AICR support is provided through the research computing teams at each participating institution. Contact your institution's team for help with accounts, jobs, software, and general AICR questions.

Institutional Support Teams

Institution Support Team Contact
Boston University Research Computing Services (RCS) help@rcs.bu.edu
Harvard TBD TBD
MIT Office of Research Computing and Data (ORCD) orcd-help-aicr@mit.edu
Northeastern Research Computing (RC) rchelp@northeastern.edu
UMass Unity Research Computing Platform hpc@umass.edu
URI Unity Research Computing Platform hpc@umass.edu
Yale Yale Center for Research Computing (YCRC) research.computing@yale.edu

Tip

Your institutional team is the best first point of contact. They know the AICR system and can also help with institution-specific policies, accounts, and allocations.

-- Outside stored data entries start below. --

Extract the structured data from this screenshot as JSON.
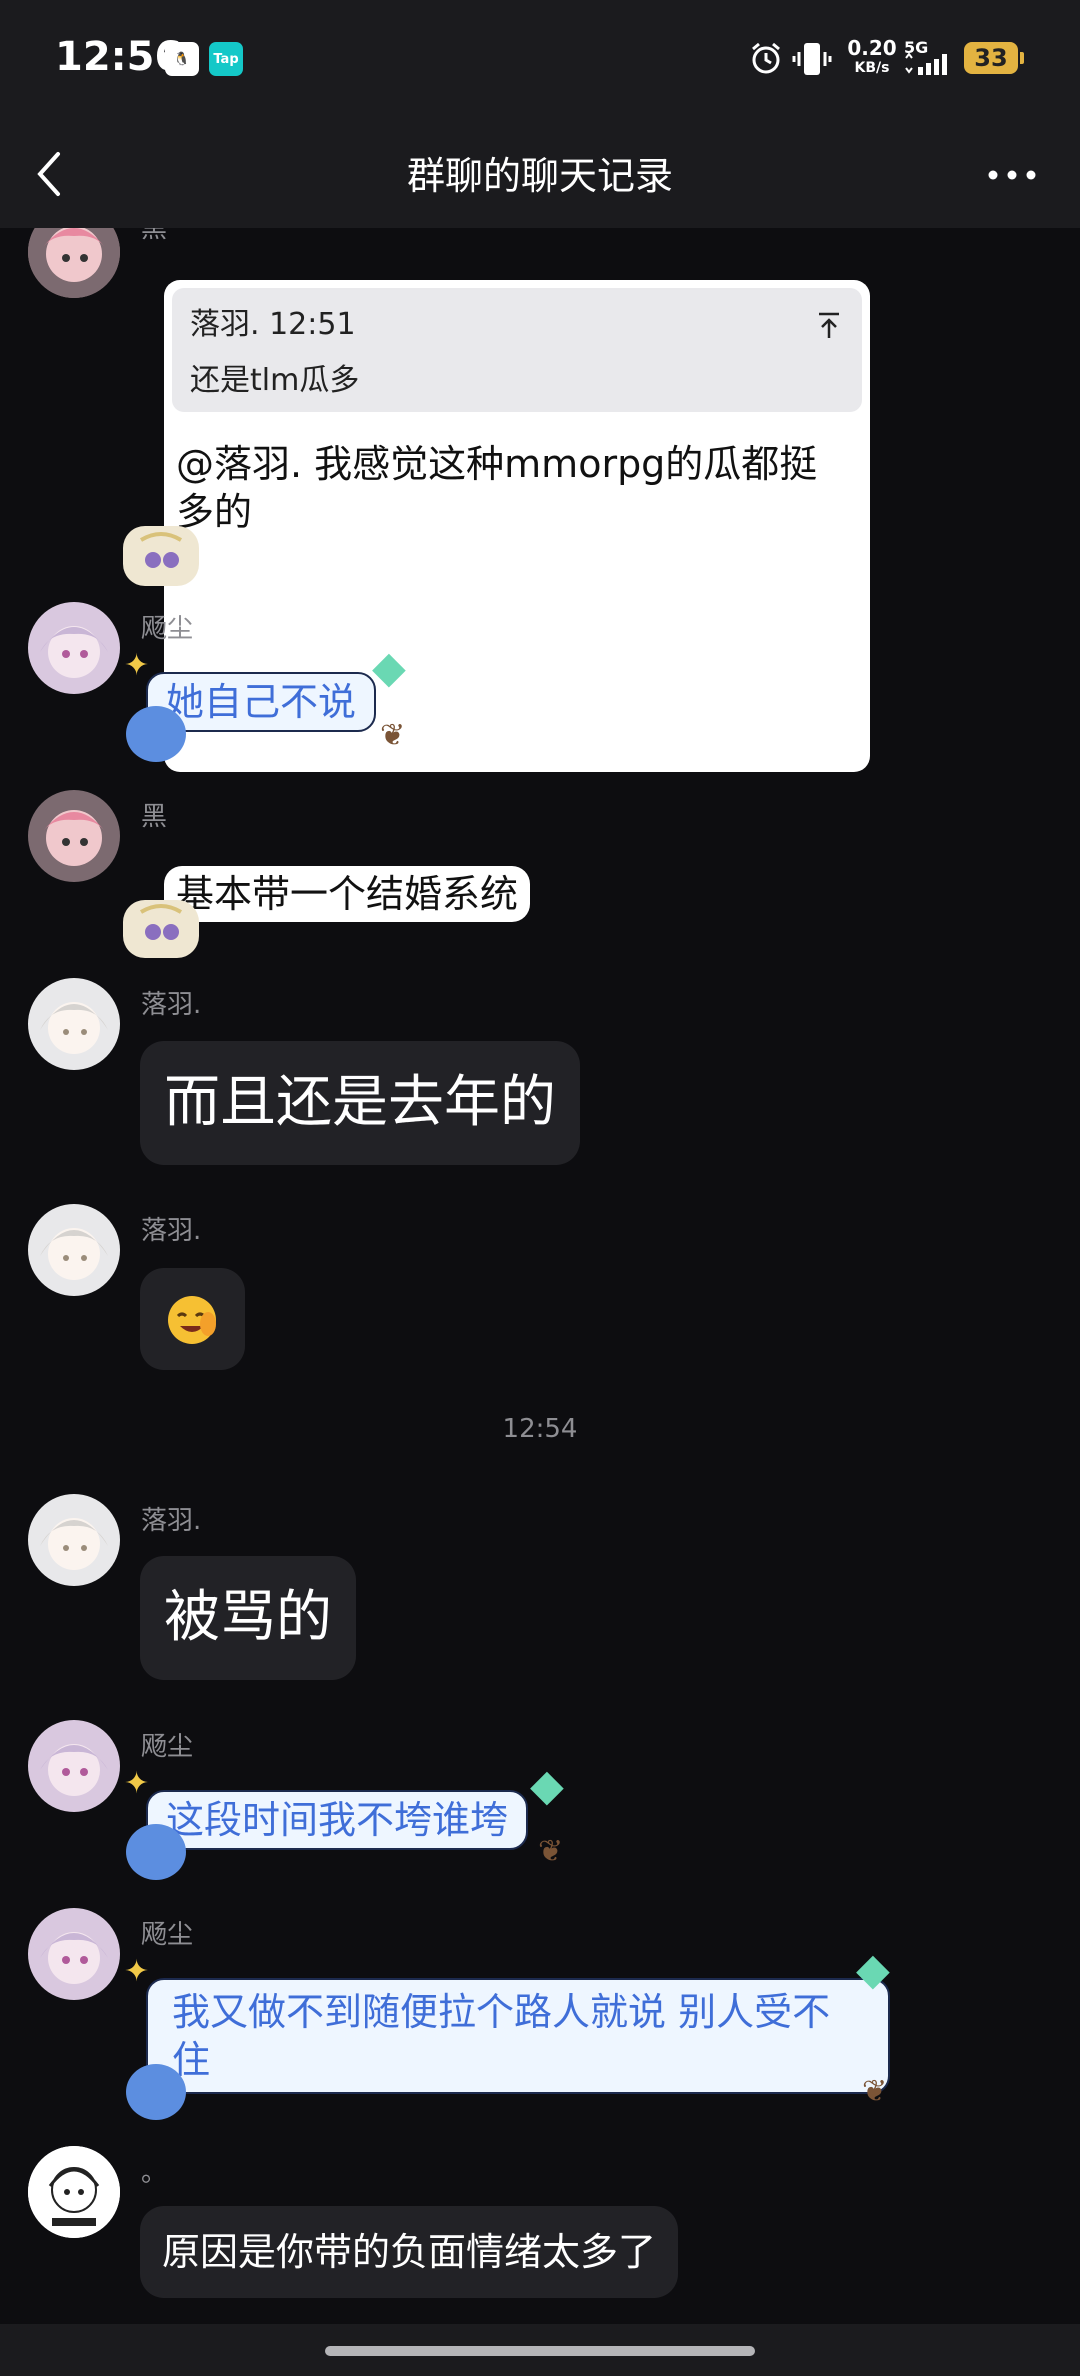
{
  "status_bar": {
    "time": "12:56",
    "net_speed": "0.20",
    "net_unit": "KB/s",
    "net_type": "5G",
    "battery": "33",
    "tap_label": "Tap"
  },
  "header": {
    "title": "群聊的聊天记录"
  },
  "messages": {
    "m1": {
      "name": "黑",
      "quote_meta": "落羽. 12:51",
      "quote_text": "还是tlm瓜多",
      "text": "@落羽. 我感觉这种mmorpg的瓜都挺多的"
    },
    "m2": {
      "name": "飏尘",
      "text": "她自己不说"
    },
    "m3": {
      "name": "黑",
      "text": "基本带一个结婚系统"
    },
    "m4": {
      "name": "落羽.",
      "text": "而且还是去年的"
    },
    "m5": {
      "name": "落羽."
    },
    "divider": "12:54",
    "m6": {
      "name": "落羽.",
      "text": "被骂的"
    },
    "m7": {
      "name": "飏尘",
      "text": "这段时间我不垮谁垮"
    },
    "m8": {
      "name": "飏尘",
      "text": "我又做不到随便拉个路人就说  别人受不住"
    },
    "m9": {
      "name": "。",
      "text": "原因是你带的负面情绪太多了"
    }
  },
  "theme": {
    "background": "#0d0d10",
    "bar": "#1b1b1e",
    "dark_bubble": "#222226",
    "blue_text": "#3f6ed8"
  }
}
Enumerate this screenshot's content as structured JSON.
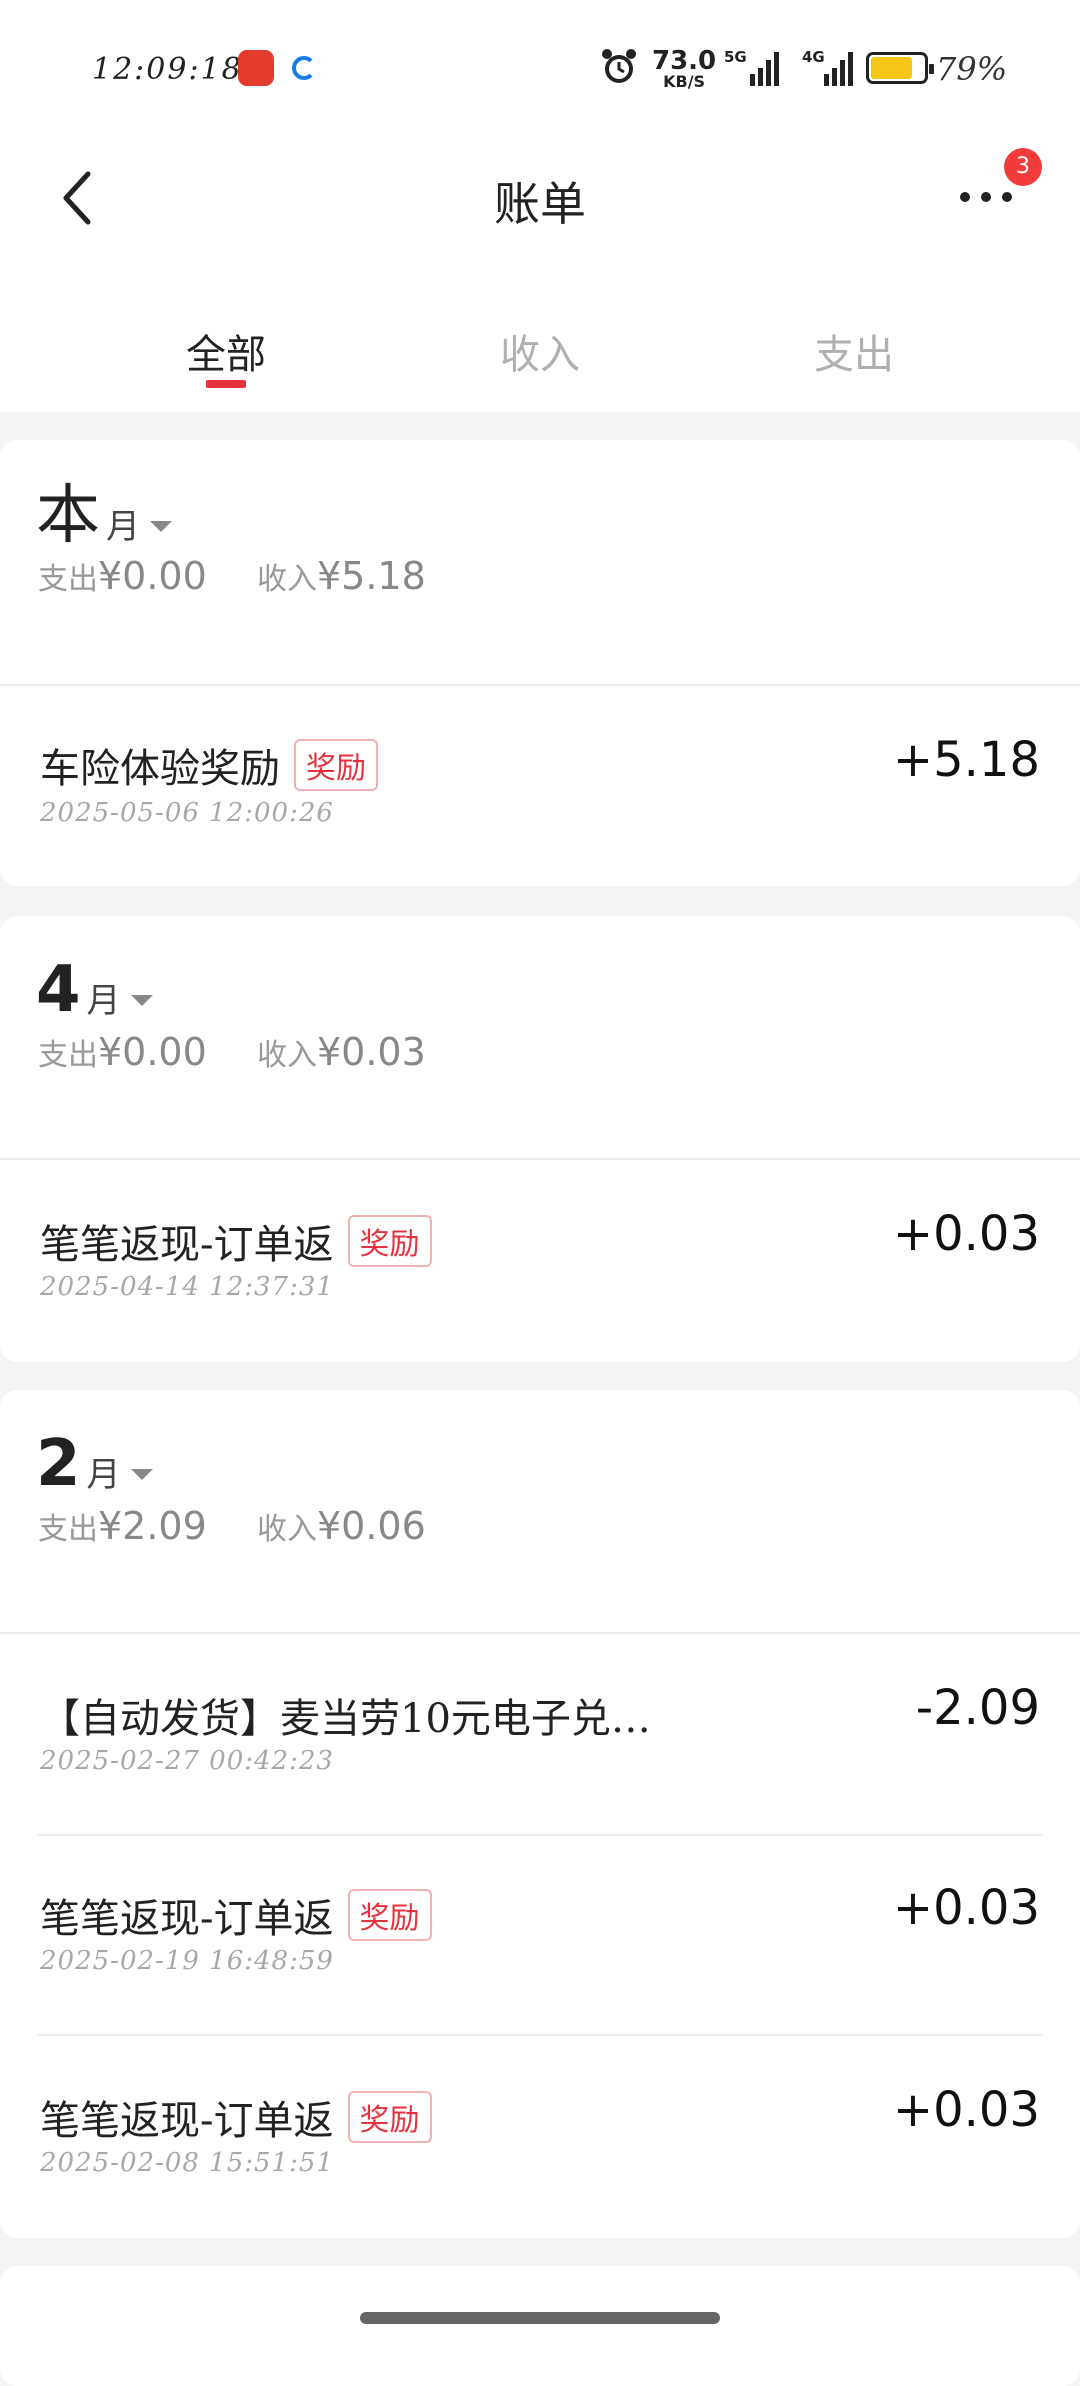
{
  "status": {
    "time": "12:09:18",
    "net_speed": "73.0",
    "net_unit": "KB/S",
    "sig1": "5G",
    "sig2": "4G",
    "battery_pct": "79%",
    "battery_level": 0.79
  },
  "nav": {
    "title": "账单",
    "badge": "3"
  },
  "tabs": [
    {
      "label": "全部"
    },
    {
      "label": "收入"
    },
    {
      "label": "支出"
    }
  ],
  "months": [
    {
      "num": "本",
      "unit": "月",
      "out_label": "支出",
      "out_amt": "¥0.00",
      "in_label": "收入",
      "in_amt": "¥5.18",
      "rows": [
        {
          "title": "车险体验奖励",
          "tag": "奖励",
          "date": "2025-05-06  12:00:26",
          "amount": "+5.18"
        }
      ]
    },
    {
      "num": "4",
      "unit": "月",
      "out_label": "支出",
      "out_amt": "¥0.00",
      "in_label": "收入",
      "in_amt": "¥0.03",
      "rows": [
        {
          "title": "笔笔返现-订单返",
          "tag": "奖励",
          "date": "2025-04-14  12:37:31",
          "amount": "+0.03"
        }
      ]
    },
    {
      "num": "2",
      "unit": "月",
      "out_label": "支出",
      "out_amt": "¥2.09",
      "in_label": "收入",
      "in_amt": "¥0.06",
      "rows": [
        {
          "title": "【自动发货】麦当劳10元电子兑…",
          "tag": "",
          "date": "2025-02-27  00:42:23",
          "amount": "-2.09"
        },
        {
          "title": "笔笔返现-订单返",
          "tag": "奖励",
          "date": "2025-02-19  16:48:59",
          "amount": "+0.03"
        },
        {
          "title": "笔笔返现-订单返",
          "tag": "奖励",
          "date": "2025-02-08  15:51:51",
          "amount": "+0.03"
        }
      ]
    }
  ]
}
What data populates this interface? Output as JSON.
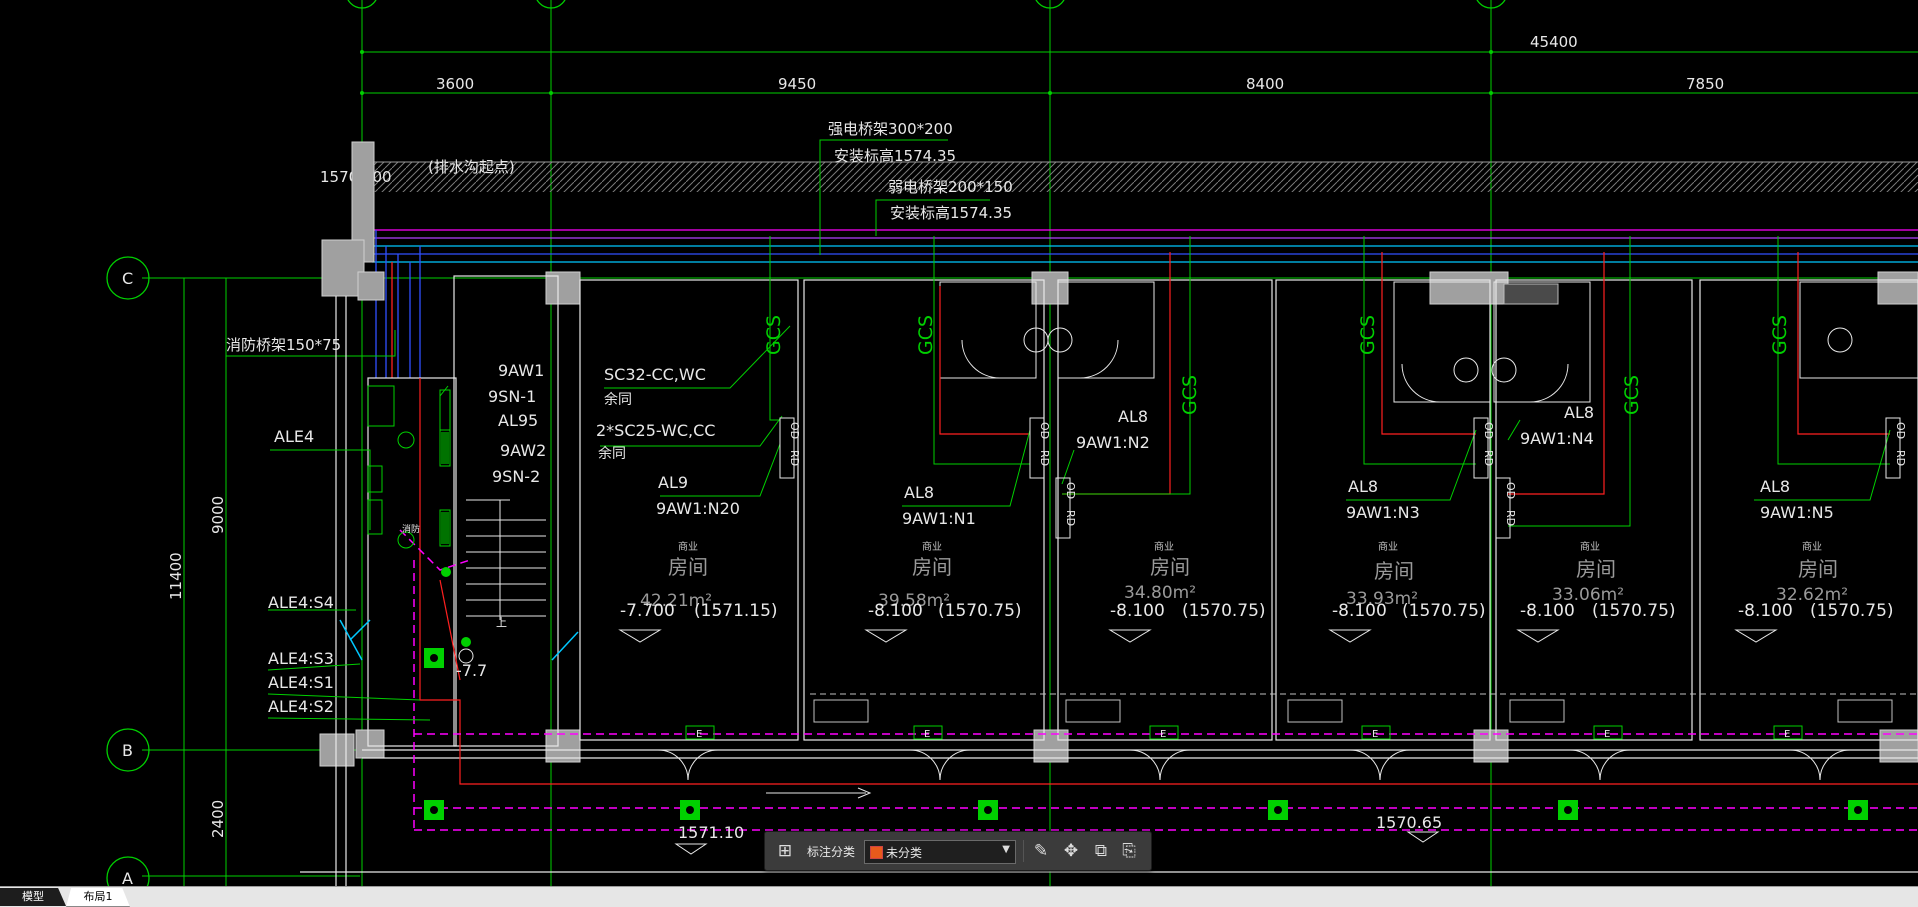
{
  "drawing": {
    "dimensions": {
      "total": "45400",
      "d1": "3600",
      "d2": "9450",
      "d3": "8400",
      "d4": "7850",
      "v_total": "11400",
      "v_top": "9000",
      "v_bottom": "2400"
    },
    "grid_axes": {
      "h1": "C",
      "h2": "B",
      "h3": "A"
    },
    "labels": {
      "elev_left": "1570.800",
      "drain_start": "(排水沟起点)",
      "tray_power": "强电桥架300*200",
      "tray_power_elev": "安装标高1574.35",
      "tray_weak": "弱电桥架200*150",
      "tray_weak_elev": "安装标高1574.35",
      "tray_fire": "消防桥架150*75",
      "ale4": "ALE4",
      "ale4_s4": "ALE4:S4",
      "ale4_s3": "ALE4:S3",
      "ale4_s1": "ALE4:S1",
      "ale4_s2": "ALE4:S2",
      "aw1": "9AW1",
      "sn1": "9SN-1",
      "al95": "AL95",
      "aw2": "9AW2",
      "sn2": "9SN-2",
      "sc32": "SC32-CC,WC",
      "spare1": "余同",
      "sc25": "2*SC25-WC,CC",
      "spare2": "余同",
      "al9": "AL9",
      "n20": "9AW1:N20",
      "al8": "AL8",
      "n1": "9AW1:N1",
      "n2": "9AW1:N2",
      "n3": "9AW1:N3",
      "n4": "9AW1:N4",
      "n5": "9AW1:N5",
      "gcs": "GCS",
      "od": "OD",
      "rd": "RD",
      "e": "E",
      "elev_1571": "1571.10",
      "elev_1570_65": "1570.65",
      "minus77": "-7.7",
      "b_label": "消防",
      "stair": "上"
    },
    "rooms": [
      {
        "use": "商业",
        "name": "房间",
        "area": "42.21m²",
        "level": "-7.700",
        "elev": "(1571.15)"
      },
      {
        "use": "商业",
        "name": "房间",
        "area": "39.58m²",
        "level": "-8.100",
        "elev": "(1570.75)"
      },
      {
        "use": "商业",
        "name": "房间",
        "area": "34.80m²",
        "level": "-8.100",
        "elev": "(1570.75)"
      },
      {
        "use": "商业",
        "name": "房间",
        "area": "33.93m²",
        "level": "-8.100",
        "elev": "(1570.75)"
      },
      {
        "use": "商业",
        "name": "房间",
        "area": "33.06m²",
        "level": "-8.100",
        "elev": "(1570.75)"
      },
      {
        "use": "商业",
        "name": "房间",
        "area": "32.62m²",
        "level": "-8.100",
        "elev": "(1570.75)"
      }
    ]
  },
  "toolbar": {
    "category_label": "标注分类",
    "category_value": "未分类",
    "icons": [
      "grid-icon",
      "edit-icon",
      "move-icon",
      "copy-icon",
      "paste-icon"
    ]
  },
  "tabs": {
    "model": "模型",
    "layout1": "布局1"
  },
  "colors": {
    "axis_green": "#00d000",
    "white": "#e8e8e8",
    "red": "#ff2020",
    "magenta": "#ff00ff",
    "cyan": "#00c8ff",
    "yellow": "#e0e000",
    "blue": "#3050ff",
    "gray": "#9a9a9a"
  }
}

How to Write a Good Help Request

A clear, detailed help request gets you a faster answer. Include the following information when contacting support:

Essential Information

  1. Your username and institution. Support staff need this to look up your account and jobs.
  2. What you were trying to do. A brief description of your goal (e.g., "run a multi-GPU PyTorch training job on the B200 partition").
  3. What happened. Describe the error or unexpected behavior. Include the exact error message, not a paraphrase.
  4. Job ID. If the problem involves a Slurm job, include the job ID. Support staff can look up everything else from there:

    $ sacct -j JOBID --format=JobID,JobName,Partition,State,ExitCode,Elapsed
    
  5. Steps to reproduce. List the commands you ran, in order. If possible, provide a minimal example that reproduces the problem.

Helpful Extras

  • Job script. Attach or paste the full Slurm job script (#SBATCH directives and all commands).
  • Output and error files. Attach the .out and .err files from the job.
  • Software environment. Include the output of module list and conda list or pip freeze.
  • What you already tried. Mention any troubleshooting steps you took so support does not duplicate effort.

Example Help Request

Subject: Job JOBID fails with CUDA out of memory on rtx-batch

Hi, I am < USERNAME > from < INSTITUTION >. I am trying to fine-tune a language model on the rtx-batch partition, but my job fails after about 30 minutes with:

RuntimeError: CUDA out of memory. Tried to allocate 2.00 GiB

Job ID: 456789 Partition: rtx-batch GPUs requested: 1 Memory requested: 32G

I have tried reducing the batch size from 32 to 16 but the error persists. My job script and output file are attached.

Before Contacting Support

Try these self-service steps first:

  1. Check this documentation. Many common issues are covered in the docs.
  2. Check job output files. Read your .out and .err files for error messages.
  3. Check your quota. Jobs fail when storage is full
  1. Check job status. See why a job is pending or failed:

    $ squeue -u $USER
    $ sacct -j JOBID --format=JobID,State,ExitCode,Reason
    
  2. Search for error messages. Copy the exact error text and search online. Many CUDA, PyTorch, and Slurm errors have well-documented solutions.